¡Qué discutible y criticable eres, Iglesia, y sin embargo, cuánto te quiero!
Cuánto me haces sufrir, y sin embargo, cuánto te debo.
Quisiera verte tambalear, que te transformaras a fondo,
y sin embargo, tengo necesidad de tu presencia.
Escucho la voz de los jóvenes con los que trabajo,
de las parejas que acuden a los cursillos de novios,
de algunos de nuestros catequistas y monitores,
de personas comprometidas en voluntariados, y en la comunidad cristiana,
incluso de hermanos religiosos:
– No me gusta esta Iglesia que está tan cerca de los ricos, tan llena de riquezas
– No me gusta esta Iglesia tan cargada de leyes, normas y prohibiciones,
que tantas veces olvida la misericordia y la felicidad de sus hijos
– No me gusta esta Iglesia que se cree con la verdad en exclusiva
y que a veces tanto le cuesta dialogar humildemente
– No me gusta esta Iglesia que tan bien se lleva con el poder
y tan lejos está muchas veces de los más pobres
– No me gusta esta Iglesia tan preocupada por las liturgias, las ceremonias,
los actos multitudinarios, y tan poco preocupada por ser levadura, luz y sal
– No me gusta esta Iglesia tan bien adiestrada en ver todo lo negativo,
en ser ave de mal agüero, en vez de darnos motivos para la esperanza
– No me gusta esta Iglesia donde se dice que “todos somos Iglesia”
pero las decisiones las toman sólo unos pocos.
– No me gusta esta Iglesia llena de bautizados que se conforman con “oír misa”
y acudir a los sacramentos, pero tan poco empeñados en seguir a Jesucristo,
en imitar su vida, en formar comunidades vivas, cálidas, significativas,
en transformar este mundo en otro.
– …
Esta Iglesia, también a mí, me ha escandalizado mucho,
y sin embargo, me ha hecho entender la santidad.
Yo he encontrado a Jesucristo Vivo gracias a ella.
He visto los mejores testimonios en muchos de sus hijos
que viven calladamente entregados a los demás,
a los que nadie quiere, a “los que sobran”.
Nada he visto en el mundo más oscurantista, más descomprometido, más falso;
y nada he encontrado más lleno de vida, más generoso, más valiente, más bello.
Cuántas veces he tenido ganas de darte un portazo, de gritar enfadado mis protestas,
y cuántas veces he agradecido que estuvieras ahí,
que elevaras tu voz libre, que abrieras caminos en la noche,
que soplaras Buenas Noticias en medio de las noches oscuras,
que fueras constructora de puentes, maestra del diálogo y la escucha…

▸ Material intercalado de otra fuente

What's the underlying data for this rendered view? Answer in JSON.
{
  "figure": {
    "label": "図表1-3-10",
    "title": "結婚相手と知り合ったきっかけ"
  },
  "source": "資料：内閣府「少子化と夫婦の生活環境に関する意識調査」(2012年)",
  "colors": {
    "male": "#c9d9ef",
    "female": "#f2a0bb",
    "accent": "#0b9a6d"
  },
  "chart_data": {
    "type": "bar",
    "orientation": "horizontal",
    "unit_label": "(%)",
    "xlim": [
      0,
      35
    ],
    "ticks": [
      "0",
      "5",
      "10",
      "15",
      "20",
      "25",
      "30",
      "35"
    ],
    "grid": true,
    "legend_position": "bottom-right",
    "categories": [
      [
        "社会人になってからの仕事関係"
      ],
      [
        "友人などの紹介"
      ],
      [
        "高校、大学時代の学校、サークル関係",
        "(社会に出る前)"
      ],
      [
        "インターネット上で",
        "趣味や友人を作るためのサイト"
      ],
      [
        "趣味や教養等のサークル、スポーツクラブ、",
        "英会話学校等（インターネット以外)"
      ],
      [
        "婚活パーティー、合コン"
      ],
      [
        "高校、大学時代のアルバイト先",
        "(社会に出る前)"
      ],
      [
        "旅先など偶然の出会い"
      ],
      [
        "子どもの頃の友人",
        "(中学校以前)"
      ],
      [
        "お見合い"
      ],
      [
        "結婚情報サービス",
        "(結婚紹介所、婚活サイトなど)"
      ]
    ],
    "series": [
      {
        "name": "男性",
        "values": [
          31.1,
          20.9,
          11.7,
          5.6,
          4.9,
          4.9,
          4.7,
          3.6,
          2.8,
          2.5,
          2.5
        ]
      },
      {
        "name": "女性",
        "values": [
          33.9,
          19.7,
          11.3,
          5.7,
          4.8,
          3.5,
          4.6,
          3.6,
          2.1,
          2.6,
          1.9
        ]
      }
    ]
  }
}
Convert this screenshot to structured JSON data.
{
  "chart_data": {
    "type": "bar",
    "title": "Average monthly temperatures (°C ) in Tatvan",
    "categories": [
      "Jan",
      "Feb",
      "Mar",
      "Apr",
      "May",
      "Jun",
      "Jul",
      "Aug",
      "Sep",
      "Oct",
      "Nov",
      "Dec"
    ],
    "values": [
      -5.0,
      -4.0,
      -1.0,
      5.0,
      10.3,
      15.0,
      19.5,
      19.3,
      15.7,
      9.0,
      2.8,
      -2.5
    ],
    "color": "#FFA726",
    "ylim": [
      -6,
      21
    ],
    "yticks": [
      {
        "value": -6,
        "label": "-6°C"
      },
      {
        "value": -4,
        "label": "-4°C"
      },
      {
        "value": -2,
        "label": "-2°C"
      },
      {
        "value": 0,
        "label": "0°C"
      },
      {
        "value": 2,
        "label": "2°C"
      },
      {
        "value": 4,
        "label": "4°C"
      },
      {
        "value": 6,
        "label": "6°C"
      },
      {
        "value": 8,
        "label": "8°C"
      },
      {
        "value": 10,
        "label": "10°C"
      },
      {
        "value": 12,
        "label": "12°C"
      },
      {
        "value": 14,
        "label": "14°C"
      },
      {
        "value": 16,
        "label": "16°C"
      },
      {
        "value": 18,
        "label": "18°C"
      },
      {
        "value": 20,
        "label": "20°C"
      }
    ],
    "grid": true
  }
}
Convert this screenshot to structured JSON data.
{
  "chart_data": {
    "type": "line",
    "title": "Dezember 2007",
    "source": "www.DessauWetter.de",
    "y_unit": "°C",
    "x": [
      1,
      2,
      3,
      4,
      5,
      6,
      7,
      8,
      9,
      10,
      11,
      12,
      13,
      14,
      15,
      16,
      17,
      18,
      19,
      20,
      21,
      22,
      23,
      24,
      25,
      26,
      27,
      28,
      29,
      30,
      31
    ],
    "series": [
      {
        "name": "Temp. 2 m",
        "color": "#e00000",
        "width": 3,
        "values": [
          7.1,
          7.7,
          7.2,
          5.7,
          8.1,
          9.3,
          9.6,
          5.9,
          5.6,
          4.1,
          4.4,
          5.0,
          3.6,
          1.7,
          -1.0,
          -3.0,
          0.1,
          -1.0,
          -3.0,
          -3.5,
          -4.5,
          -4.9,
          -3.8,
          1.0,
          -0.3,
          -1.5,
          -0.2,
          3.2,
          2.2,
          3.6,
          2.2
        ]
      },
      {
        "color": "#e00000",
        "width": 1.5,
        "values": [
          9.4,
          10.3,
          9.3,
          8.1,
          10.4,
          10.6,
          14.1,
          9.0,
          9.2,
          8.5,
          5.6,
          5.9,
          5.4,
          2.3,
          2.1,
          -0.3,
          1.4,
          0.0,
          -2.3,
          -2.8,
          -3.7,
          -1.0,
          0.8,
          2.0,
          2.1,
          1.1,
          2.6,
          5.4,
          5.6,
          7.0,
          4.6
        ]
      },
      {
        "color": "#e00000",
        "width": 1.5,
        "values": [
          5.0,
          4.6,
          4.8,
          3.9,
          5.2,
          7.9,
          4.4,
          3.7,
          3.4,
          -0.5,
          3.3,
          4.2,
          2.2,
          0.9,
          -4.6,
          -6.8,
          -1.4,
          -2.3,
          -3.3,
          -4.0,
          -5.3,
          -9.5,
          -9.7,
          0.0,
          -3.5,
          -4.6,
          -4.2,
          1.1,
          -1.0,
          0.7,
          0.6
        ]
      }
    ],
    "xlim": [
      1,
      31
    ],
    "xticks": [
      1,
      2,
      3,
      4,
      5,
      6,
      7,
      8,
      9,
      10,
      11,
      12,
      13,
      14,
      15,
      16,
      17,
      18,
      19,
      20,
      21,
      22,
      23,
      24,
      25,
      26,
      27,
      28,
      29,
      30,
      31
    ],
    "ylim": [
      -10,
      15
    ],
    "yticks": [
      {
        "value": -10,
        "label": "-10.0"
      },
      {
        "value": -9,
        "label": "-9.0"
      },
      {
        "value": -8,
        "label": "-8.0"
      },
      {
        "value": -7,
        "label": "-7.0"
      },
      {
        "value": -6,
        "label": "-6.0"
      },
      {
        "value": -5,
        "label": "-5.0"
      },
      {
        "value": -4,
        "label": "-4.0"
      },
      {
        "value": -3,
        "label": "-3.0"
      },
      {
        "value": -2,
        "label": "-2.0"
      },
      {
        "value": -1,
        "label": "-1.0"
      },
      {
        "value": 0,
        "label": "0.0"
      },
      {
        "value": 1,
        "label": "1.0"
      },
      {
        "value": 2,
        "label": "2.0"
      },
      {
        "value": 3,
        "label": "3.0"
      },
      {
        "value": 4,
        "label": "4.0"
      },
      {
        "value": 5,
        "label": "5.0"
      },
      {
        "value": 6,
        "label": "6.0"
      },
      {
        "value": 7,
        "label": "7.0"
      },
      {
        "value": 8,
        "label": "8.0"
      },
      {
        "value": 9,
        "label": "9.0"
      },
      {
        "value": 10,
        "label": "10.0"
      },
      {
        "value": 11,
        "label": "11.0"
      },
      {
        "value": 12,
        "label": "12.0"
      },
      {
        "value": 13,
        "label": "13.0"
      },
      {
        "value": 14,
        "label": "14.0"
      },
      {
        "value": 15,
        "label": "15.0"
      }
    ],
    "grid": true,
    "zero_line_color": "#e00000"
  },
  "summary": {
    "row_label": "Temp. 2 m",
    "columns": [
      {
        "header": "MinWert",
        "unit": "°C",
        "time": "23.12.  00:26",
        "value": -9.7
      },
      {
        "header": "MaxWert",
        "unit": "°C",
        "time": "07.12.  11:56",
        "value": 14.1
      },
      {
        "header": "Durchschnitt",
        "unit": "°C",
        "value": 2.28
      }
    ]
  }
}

No, no puedo librarme de ti, porque soy tú, soy parte de ti.
Y después ¿dónde iría? ¿a construir otra?
Pues no podría levantar la Comunidad perfecta que sueño, tendría muchos,
los mismos defectos: los míos, los que llevo dentro por estar hecho de barro.
Y si me atreviera a comenzar otra (¡que vergonzosa y soberbia pretensión!)
sería «mi» Iglesia, no la de Cristo.
Tengo suficiente sentido común como para darme cuenta
de que no soy más infalible ni más perfecto que los demás.
Por eso te quiero, Iglesia. Te intento querer como eres.
Pero con todo el cariño y con toda la humildad,
lucharé para que seas mucho mejor reflejo de Cristo y de su Evangelio.
Porque te quiero, Iglesia, te quiero y rezo para que seas mucho mejor,
para que todos nosotros, pueblos de Dios, caminemos alegres en la esperanza
y firmes en la fe, comunicando al mundo el gozo del Evangelio (Plegaria Va).